PreSonus Blog

Add Lookahead to the Fat Channel Compressors

The Fat Channel is a versatile channel strip plug-in that, because of all the other cool Studio One individual processors, is easy to overlook. But it has several outstanding features, including the ability to choose from a variety of compressors—sort of like plug-ins within a plug-in (fig. 1). Three are stock; the rest are optional at extra cost from the PreSonus shop.

Figure 1: A fully loaded Fat Channel can choose from 11 compressors.

However, none of these compressors has a lookahead feature. Lookahead delays the audio we hear, but the compressor monitors the audio in real time. Thus, the compressor knows in advance when it needs to apply compression. Without lookahead, if you’re using heavy compression (like for guitar sustain), you’ll hear a nasty pop because the compression can’t kick in until the audio exceeds the threshold—and by that time, it’s too late. Some of the audio has already passed through uncompressed, which causes the pop. The first audio example exhibits this pop. Also note that the first and second audio examples are both normalized—but this one sounds really soft, because the pops are so loud you can’t raise the level any higher without bumping against the headroom.

The solution is simple. What’s more, it applies to not only the Fat Channel, but any dynamics processor, from any manufacturer, that doesn’t have lookahead.

Create a bus, and insert the Analog Delay. Edit the parameters for 2 ms of delay, delayed sound only, and no modulation (fig. 2). Insert the Fat Channel after the Analog Delay, and choose your favorite compressor.

Figure 2: Analog Delay settings for the lookahead function.

At the audio track you want to process, create two pre-fader sends. One goes to the bus, and the other to the Fat Channel’s sidechain. Turn down the track’s fader so you hear only the audio coming from the bus. This accomplishes our goal: The audio applies compression to the Fat Channel 2 ms before the audio enters the compressor. So, the compressor is primed and ready to go when a transient hits (fig. 3).

Figure 3: Track and bus setup for Fat Channel lookahead.

Now compare the next audio example to the first one—the nasty pop is gone. Yeah! Also notice how it’s much louder, because the headroom doesn’t have to accommodate a pop.

However, there’s a catch. Studio One plug-ins with a lookahead function delay the signal by 1.5 ms, but apply plug-in delay compensation so that all the other tracks are delayed by 1.5 ms. This keeps the tracks in sync, and you don’t really notice a delay this short. However, our “faux lookahead” doesn’t have plug-in delay compensation.

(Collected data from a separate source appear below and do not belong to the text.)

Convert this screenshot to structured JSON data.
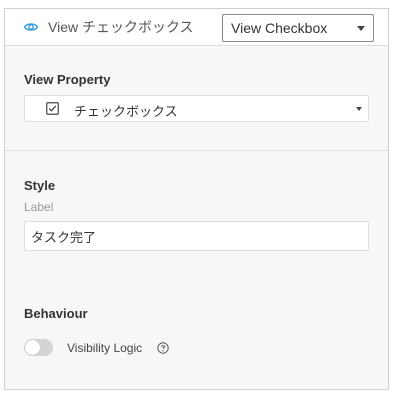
{
  "header": {
    "title": "View チェックボックス",
    "view_select": {
      "selected": "View Checkbox"
    },
    "icons": {
      "eye": "eye-icon",
      "caret": "chevron-down-icon"
    },
    "accent_color": "#3a9ad9"
  },
  "view_property": {
    "heading": "View Property",
    "select": {
      "selected": "チェックボックス",
      "icon": "checkbox-icon"
    }
  },
  "style": {
    "heading": "Style",
    "label_caption": "Label",
    "label_value": "タスク完了"
  },
  "behaviour": {
    "heading": "Behaviour",
    "visibility_logic": {
      "label": "Visibility Logic",
      "enabled": false,
      "help_icon": "question-circle-icon"
    }
  }
}
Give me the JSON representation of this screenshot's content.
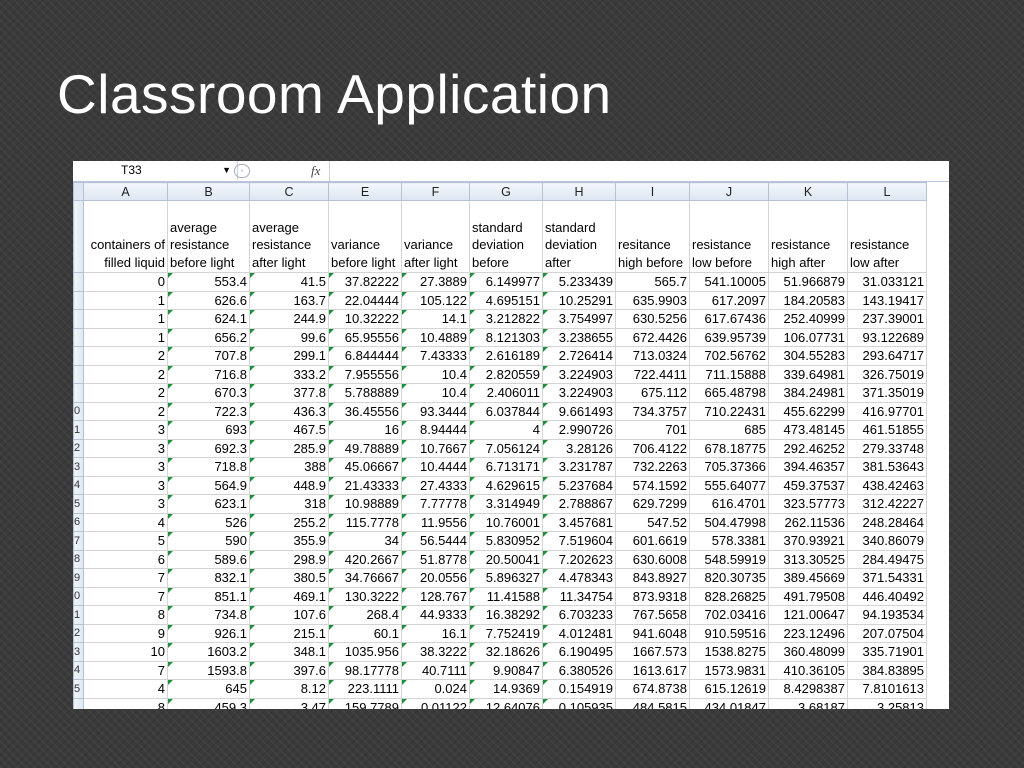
{
  "slide": {
    "title": "Classroom Application"
  },
  "formula_bar": {
    "name_box": "T33",
    "fx": "fx",
    "formula": ""
  },
  "columns": [
    "A",
    "B",
    "C",
    "E",
    "F",
    "G",
    "H",
    "I",
    "J",
    "K",
    "L"
  ],
  "headers": [
    "containers of filled liquid",
    "average resistance before light",
    "average resistance after light",
    "variance before light",
    "variance after light",
    "standard deviation before",
    "standard deviation after",
    "resitance high before",
    "resistance low before",
    "resistance high after",
    "resistance low after"
  ],
  "row_numbers": [
    "",
    "",
    "",
    "",
    "",
    "",
    "",
    "",
    "0",
    "1",
    "2",
    "3",
    "4",
    "5",
    "6",
    "7",
    "8",
    "9",
    "0",
    "1",
    "2",
    "3",
    "4",
    "5",
    ""
  ],
  "rows": [
    [
      "0",
      "553.4",
      "41.5",
      "37.82222",
      "27.3889",
      "6.149977",
      "5.233439",
      "565.7",
      "541.10005",
      "51.966879",
      "31.033121"
    ],
    [
      "1",
      "626.6",
      "163.7",
      "22.04444",
      "105.122",
      "4.695151",
      "10.25291",
      "635.9903",
      "617.2097",
      "184.20583",
      "143.19417"
    ],
    [
      "1",
      "624.1",
      "244.9",
      "10.32222",
      "14.1",
      "3.212822",
      "3.754997",
      "630.5256",
      "617.67436",
      "252.40999",
      "237.39001"
    ],
    [
      "1",
      "656.2",
      "99.6",
      "65.95556",
      "10.4889",
      "8.121303",
      "3.238655",
      "672.4426",
      "639.95739",
      "106.07731",
      "93.122689"
    ],
    [
      "2",
      "707.8",
      "299.1",
      "6.844444",
      "7.43333",
      "2.616189",
      "2.726414",
      "713.0324",
      "702.56762",
      "304.55283",
      "293.64717"
    ],
    [
      "2",
      "716.8",
      "333.2",
      "7.955556",
      "10.4",
      "2.820559",
      "3.224903",
      "722.4411",
      "711.15888",
      "339.64981",
      "326.75019"
    ],
    [
      "2",
      "670.3",
      "377.8",
      "5.788889",
      "10.4",
      "2.406011",
      "3.224903",
      "675.112",
      "665.48798",
      "384.24981",
      "371.35019"
    ],
    [
      "2",
      "722.3",
      "436.3",
      "36.45556",
      "93.3444",
      "6.037844",
      "9.661493",
      "734.3757",
      "710.22431",
      "455.62299",
      "416.97701"
    ],
    [
      "3",
      "693",
      "467.5",
      "16",
      "8.94444",
      "4",
      "2.990726",
      "701",
      "685",
      "473.48145",
      "461.51855"
    ],
    [
      "3",
      "692.3",
      "285.9",
      "49.78889",
      "10.7667",
      "7.056124",
      "3.28126",
      "706.4122",
      "678.18775",
      "292.46252",
      "279.33748"
    ],
    [
      "3",
      "718.8",
      "388",
      "45.06667",
      "10.4444",
      "6.713171",
      "3.231787",
      "732.2263",
      "705.37366",
      "394.46357",
      "381.53643"
    ],
    [
      "3",
      "564.9",
      "448.9",
      "21.43333",
      "27.4333",
      "4.629615",
      "5.237684",
      "574.1592",
      "555.64077",
      "459.37537",
      "438.42463"
    ],
    [
      "3",
      "623.1",
      "318",
      "10.98889",
      "7.77778",
      "3.314949",
      "2.788867",
      "629.7299",
      "616.4701",
      "323.57773",
      "312.42227"
    ],
    [
      "4",
      "526",
      "255.2",
      "115.7778",
      "11.9556",
      "10.76001",
      "3.457681",
      "547.52",
      "504.47998",
      "262.11536",
      "248.28464"
    ],
    [
      "5",
      "590",
      "355.9",
      "34",
      "56.5444",
      "5.830952",
      "7.519604",
      "601.6619",
      "578.3381",
      "370.93921",
      "340.86079"
    ],
    [
      "6",
      "589.6",
      "298.9",
      "420.2667",
      "51.8778",
      "20.50041",
      "7.202623",
      "630.6008",
      "548.59919",
      "313.30525",
      "284.49475"
    ],
    [
      "7",
      "832.1",
      "380.5",
      "34.76667",
      "20.0556",
      "5.896327",
      "4.478343",
      "843.8927",
      "820.30735",
      "389.45669",
      "371.54331"
    ],
    [
      "7",
      "851.1",
      "469.1",
      "130.3222",
      "128.767",
      "11.41588",
      "11.34754",
      "873.9318",
      "828.26825",
      "491.79508",
      "446.40492"
    ],
    [
      "8",
      "734.8",
      "107.6",
      "268.4",
      "44.9333",
      "16.38292",
      "6.703233",
      "767.5658",
      "702.03416",
      "121.00647",
      "94.193534"
    ],
    [
      "9",
      "926.1",
      "215.1",
      "60.1",
      "16.1",
      "7.752419",
      "4.012481",
      "941.6048",
      "910.59516",
      "223.12496",
      "207.07504"
    ],
    [
      "10",
      "1603.2",
      "348.1",
      "1035.956",
      "38.3222",
      "32.18626",
      "6.190495",
      "1667.573",
      "1538.8275",
      "360.48099",
      "335.71901"
    ],
    [
      "7",
      "1593.8",
      "397.6",
      "98.17778",
      "40.7111",
      "9.90847",
      "6.380526",
      "1613.617",
      "1573.9831",
      "410.36105",
      "384.83895"
    ],
    [
      "4",
      "645",
      "8.12",
      "223.1111",
      "0.024",
      "14.9369",
      "0.154919",
      "674.8738",
      "615.12619",
      "8.4298387",
      "7.8101613"
    ],
    [
      "8",
      "459.3",
      "3.47",
      "159.7789",
      "0.01122",
      "12.64076",
      "0.105935",
      "484.5815",
      "434.01847",
      "3.68187",
      "3.25813"
    ]
  ],
  "colors": {
    "background": "#3a3a3a",
    "title": "#ffffff",
    "error_triangle": "#1d8f3a"
  }
}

Then, move the track forward on the timeline by 2 ms to align it with the other tracks. You can do this via the Delay setting in the Event Inspector (F4).

  • Craig Anderton

    The Fat Channel’s origin was in their live performance mixers, where look ahead would not only be impractical, but undesirable. You’d need to ask PreSonus, but I wonder if adding lookahead would break the 1:1 compatibility between Studio One presets and StudioLive presets. Besides, this tip also applies to any third-party dynamics processor that doesn’t include look ahead, so its usefulness extends beyond the Fat Channel.

  • ℌ𝔞𝔫𝔡𝓎

    You know what would be even better? Just adding a pre-delay feature to the fat channel compressors.

  • Umberto Fabbri


  • Franco Maldonado

    This is a solution but not much more practice. Anyway, thanks for sharing Craig

  • Craig Anderton

    Thanks for the comment, it’s always nice to know people read these things 🙂 With typical release settings of 50 to 200 ms, delaying the release phase by 2 ms is for all practical purposes negligible. The only way to prevent the release from “going along for the ride” in terms of timing is to delay the onset of the release by as much as you advance the sidechain, but I can’t think of any way to do that other than building both the sidechain advance and the release delay into the plug-in.

  • Craig Anderton

    Yes, that would produce the same final result. But the tradeoff is that you wouldn’t know what the part sounded like until after you recorded it. The advantage of this method is that it’s near-real time, so you can hear how the lookahead affects the sound while you’re playing..

  • Stefan Keller

    Can’t you just make a copy of the track you want to compress, move this by –2ms, and feed this into the compressor’s sidechain?

  • Chris Share

    A nice technique but doesn’t this mess up the Release timing? Have a look at Dan Worral’s video “The Least Exciting Compressor Feature” to see what I mean. Cheers!